Centre des congrès de Haute-Saintonge, Jonzac (France)

 

Mystérieux vaisseau anthracite, le nouveau centre des congrès de Jonzac cache sous une peau de zinc une symphonie de matériaux.

 

 

Nom du projet :
Centre des Congrès de Haute Saintonge,

Lieu :
Jonzac (France)

Architectes :
TETRARC Architectes
Michel Bertreux, Daniel Caud
et Rémi Tymen

Technique :
Joint debout VMZINC®

Aspect de surface :
ANTHRA-ZINC®

 

La commune de Jonzac gravite dans l’orbite de plusieurs villes, La Rochelle, Angoulême ou Bordeaux. Cette situation géographique a valu à Jonzac d’accéder au rang de sous-préfecture, un échelon administratif peu courant pour une ville de 3 500 habitants. Un statut qui explique sans doute le dynamisme de la commune, qui s’est dotée en 2010 d’un parc aquatique important, dont le nom transporte vers la mer des Caraïbes : les « Antilles de Jonzac ». Un équipement complété en 2017 par un centre des congrès rayonnant sur toute la Haute Saintonge, le « pays » auquel appartient Jonzac.

Le centre des congrès doit prolonger la dynamique des « Antilles » charentaises. Tetrac, une agence d’architecture nantaise, a répondu à cette demande en jouant sur le contraste. Les « Antilles » sont reconnaissables aux rondeurs de leur couverture de toile blanche. À 300 mètres de là, le centre des congrès est un rhomboïde en ANTHRA-ZINC®. Monolithique et insolite, le bâtiment n’est pas sans rappeler un autre projet de Tetrac, La Paloma, près de Nîmes, autre vaisseau recouvert de zinc PIGMENTO® rouge. 

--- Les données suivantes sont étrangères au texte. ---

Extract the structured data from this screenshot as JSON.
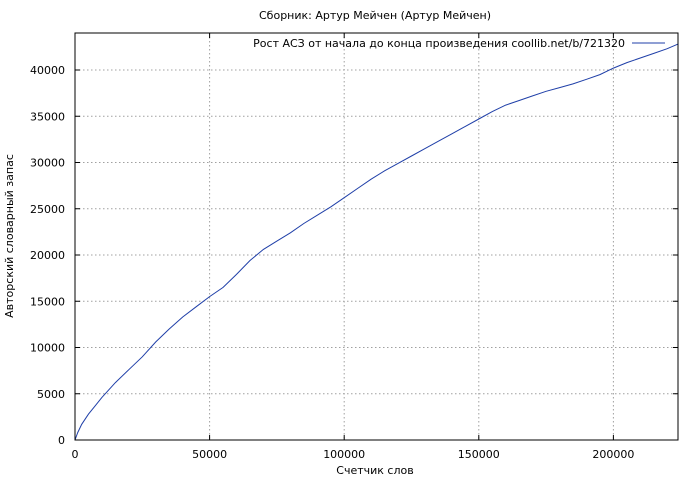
{
  "chart_data": {
    "type": "line",
    "title": "Сборник: Артур Мейчен (Артур Мейчен)",
    "xlabel": "Счетчик слов",
    "ylabel": "Авторский словарный запас",
    "xlim": [
      0,
      224000
    ],
    "ylim": [
      0,
      44000
    ],
    "xticks": [
      0,
      50000,
      100000,
      150000,
      200000
    ],
    "yticks": [
      0,
      5000,
      10000,
      15000,
      20000,
      25000,
      30000,
      35000,
      40000
    ],
    "grid": true,
    "legend_position": "top-right",
    "series": [
      {
        "name": "Рост АСЗ от начала до конца произведения coollib.net/b/721320",
        "color": "#1f3fa8",
        "x": [
          0,
          1000,
          2500,
          5000,
          7500,
          10000,
          15000,
          20000,
          25000,
          30000,
          35000,
          40000,
          45000,
          50000,
          55000,
          60000,
          65000,
          70000,
          75000,
          80000,
          85000,
          90000,
          95000,
          100000,
          105000,
          110000,
          115000,
          120000,
          125000,
          130000,
          135000,
          140000,
          145000,
          150000,
          155000,
          160000,
          165000,
          170000,
          175000,
          180000,
          185000,
          190000,
          195000,
          200000,
          205000,
          210000,
          215000,
          220000,
          224000
        ],
        "y": [
          0,
          800,
          1700,
          2800,
          3700,
          4600,
          6200,
          7600,
          9000,
          10600,
          12000,
          13300,
          14400,
          15500,
          16500,
          17900,
          19400,
          20600,
          21500,
          22400,
          23400,
          24300,
          25200,
          26200,
          27200,
          28200,
          29100,
          29900,
          30700,
          31500,
          32300,
          33100,
          33900,
          34700,
          35500,
          36200,
          36700,
          37200,
          37700,
          38100,
          38500,
          39000,
          39500,
          40200,
          40800,
          41300,
          41800,
          42300,
          42800
        ]
      }
    ]
  }
}
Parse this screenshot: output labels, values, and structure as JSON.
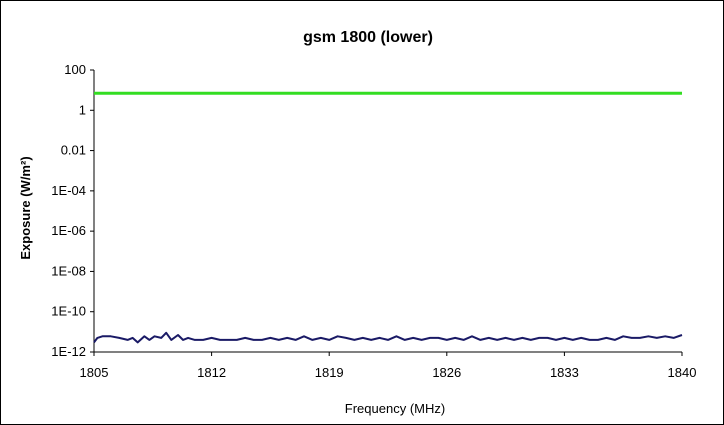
{
  "chart_data": {
    "type": "line",
    "title": "gsm 1800 (lower)",
    "xlabel": "Frequency (MHz)",
    "ylabel": "Exposure (W/m²)",
    "y_scale": "log",
    "xlim": [
      1805,
      1840
    ],
    "ylim": [
      1e-12,
      100
    ],
    "x_ticks": [
      1805,
      1812,
      1819,
      1826,
      1833,
      1840
    ],
    "x_tick_labels": [
      "1805",
      "1812",
      "1819",
      "1826",
      "1833",
      "1840"
    ],
    "y_ticks": [
      1e-12,
      1e-10,
      1e-08,
      1e-06,
      0.0001,
      0.01,
      1,
      100
    ],
    "y_tick_labels": [
      "1E-12",
      "1E-10",
      "1E-08",
      "1E-06",
      "1E-04",
      "0.01",
      "1",
      "100"
    ],
    "grid": false,
    "legend": "none",
    "series": [
      {
        "color": "#33dd22",
        "x": [
          1805,
          1840
        ],
        "y": [
          7,
          7
        ]
      },
      {
        "color": "#1a1a66",
        "x": [
          1805,
          1805.2,
          1805.5,
          1806,
          1806.5,
          1807,
          1807.3,
          1807.6,
          1808,
          1808.3,
          1808.6,
          1809,
          1809.3,
          1809.6,
          1810,
          1810.3,
          1810.6,
          1811,
          1811.5,
          1812,
          1812.5,
          1813,
          1813.5,
          1814,
          1814.5,
          1815,
          1815.5,
          1816,
          1816.5,
          1817,
          1817.5,
          1818,
          1818.5,
          1819,
          1819.5,
          1820,
          1820.5,
          1821,
          1821.5,
          1822,
          1822.5,
          1823,
          1823.5,
          1824,
          1824.5,
          1825,
          1825.5,
          1826,
          1826.5,
          1827,
          1827.5,
          1828,
          1828.5,
          1829,
          1829.5,
          1830,
          1830.5,
          1831,
          1831.5,
          1832,
          1832.5,
          1833,
          1833.5,
          1834,
          1834.5,
          1835,
          1835.5,
          1836,
          1836.5,
          1837,
          1837.5,
          1838,
          1838.5,
          1839,
          1839.5,
          1840
        ],
        "y": [
          3e-12,
          5e-12,
          6e-12,
          6e-12,
          5e-12,
          4e-12,
          5e-12,
          3e-12,
          6e-12,
          4e-12,
          6e-12,
          5e-12,
          9e-12,
          4e-12,
          7e-12,
          4e-12,
          5e-12,
          4e-12,
          4e-12,
          5e-12,
          4e-12,
          4e-12,
          4e-12,
          5e-12,
          4e-12,
          4e-12,
          5e-12,
          4e-12,
          5e-12,
          4e-12,
          6e-12,
          4e-12,
          5e-12,
          4e-12,
          6e-12,
          5e-12,
          4e-12,
          5e-12,
          4e-12,
          5e-12,
          4e-12,
          6e-12,
          4e-12,
          5e-12,
          4e-12,
          5e-12,
          5e-12,
          4e-12,
          5e-12,
          4e-12,
          6e-12,
          4e-12,
          5e-12,
          4e-12,
          5e-12,
          4e-12,
          5e-12,
          4e-12,
          5e-12,
          5e-12,
          4e-12,
          5e-12,
          4e-12,
          5e-12,
          4e-12,
          4e-12,
          5e-12,
          4e-12,
          6e-12,
          5e-12,
          5e-12,
          6e-12,
          5e-12,
          6e-12,
          5e-12,
          7e-12
        ]
      }
    ]
  }
}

Pour ces programmes voisins en taille et en implantation, l’agence développe une typologie qu’elle décline en fonction du lieu. Le centre des congrès de Jonzac est un monde en soi, bâtiment - au sens maritime du terme - où l’on s’embarque plus qu’on ne le visite. Une large baie vitrée, semblable à celle que l’on trouve dans les centres de commande des vaisseaux de science-fiction, dévoile le panorama. Les circulations sont autant de parcours dans des passerelles intérieures, menant à des pièces dont le futurisme consiste à réutiliser des matériaux anciens là où on ne les attend pas, comme le rotin posé en revêtement du grand auditorium, qui associé au plâtre, vient cette fois conférer aux parois de l’auditorium d’intéressantes propriétés de réflexion acoustique.

En dépit des apparences de vaisseau, le centre est bel et bien ancré dans le sol et sur son territoire. La peau de zinc anthracite lance des facettes triangulées qui adaptent le volume aux pentes du site tout en lui donnant son identité.